Project 5: Build Your Own Container From Scratch

Create a minimal container runtime using Linux namespaces, cgroups, and filesystem isolation.

Quick Reference

Attribute	Value
Difficulty	Advanced
Time Estimate	2-3 weeks
Main Programming Language	C (Alternatives: Go, Rust)
Alternative Programming Languages	Go, Rust
Coolness Level	Level 4: Hardcore Tech Flex
Business Potential	Infrastructure tooling
Prerequisites	Linux process model, syscalls, filesystem basics
Key Topics	Namespaces, cgroups, chroot/pivot_root, capabilities

1. Learning Objectives

By completing this project, you will:

Create isolated processes using Linux namespaces.
Apply cgroups to limit CPU and memory.
Build a root filesystem for containers.
Understand capabilities and privilege dropping.
Explain the difference between containers and VMs.
Run a deterministic container demo.

2. All Theory Needed (Per-Concept Breakdown)

2.1 Linux Namespaces

Description / Expanded Explanation

Namespaces provide isolated views of system resources such as PID, network, mount, and user IDs. A container is essentially a process running inside a set of namespaces.

Definitions & Key Terms

PID namespace -> isolated process IDs
mount namespace -> isolated filesystem mounts
network namespace -> isolated network stack
user namespace -> map user IDs

Mental Model Diagram (ASCII)

host PID 1
  |- container init (PID 1 inside namespace)

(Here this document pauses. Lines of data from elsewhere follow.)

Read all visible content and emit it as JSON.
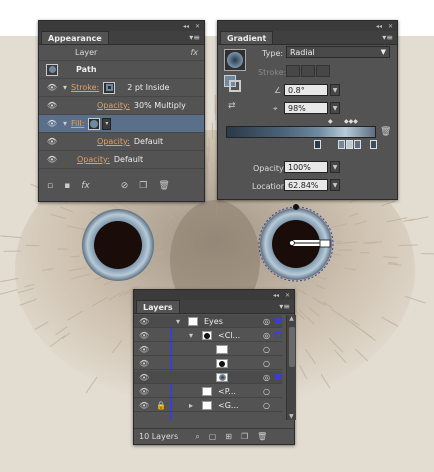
{
  "appearance": {
    "tab": "Appearance",
    "target": "Layer",
    "path_label": "Path",
    "stroke_label": "Stroke:",
    "stroke_value": "2 pt  Inside",
    "stroke_opacity_label": "Opacity:",
    "stroke_opacity_value": "30% Multiply",
    "fill_label": "Fill:",
    "fill_opacity_label": "Opacity:",
    "fill_opacity_value": "Default",
    "opacity_label": "Opacity:",
    "opacity_value": "Default",
    "fx_label": "fx"
  },
  "gradient": {
    "tab": "Gradient",
    "type_label": "Type:",
    "type_value": "Radial",
    "stroke_label": "Stroke:",
    "angle_value": "0.8°",
    "aspect_value": "98%",
    "opacity_label": "Opacity:",
    "opacity_value": "100%",
    "location_label": "Location:",
    "location_value": "62.84%"
  },
  "layers": {
    "tab": "Layers",
    "rows": [
      {
        "name": "Eyes"
      },
      {
        "name": "<Cl..."
      },
      {
        "name": ""
      },
      {
        "name": ""
      },
      {
        "name": ""
      },
      {
        "name": "<P..."
      },
      {
        "name": "<G..."
      }
    ],
    "count": "10 Layers"
  },
  "colors": {
    "panel_bg": "#535353",
    "selected_row": "#5a6f8a",
    "accent_orange": "#e4a060",
    "canvas_bg": "#e3dcd0"
  }
}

Mental Model Diagram (Image)

Namespaces

How It Works (Step-by-Step)

Call clone or unshare with namespace flags.
Child process gets isolated view (PID 1 inside container).
Processes outside cannot see container processes by PID.

Minimal Concrete Example

clone(child_fn, stack, CLONE_NEWPID | CLONE_NEWNS, NULL);

Common Misconceptions

“Namespaces provide security alone” -> they isolate but do not enforce limits.
“PID 1 behaves like normal” -> PID 1 must reap zombies.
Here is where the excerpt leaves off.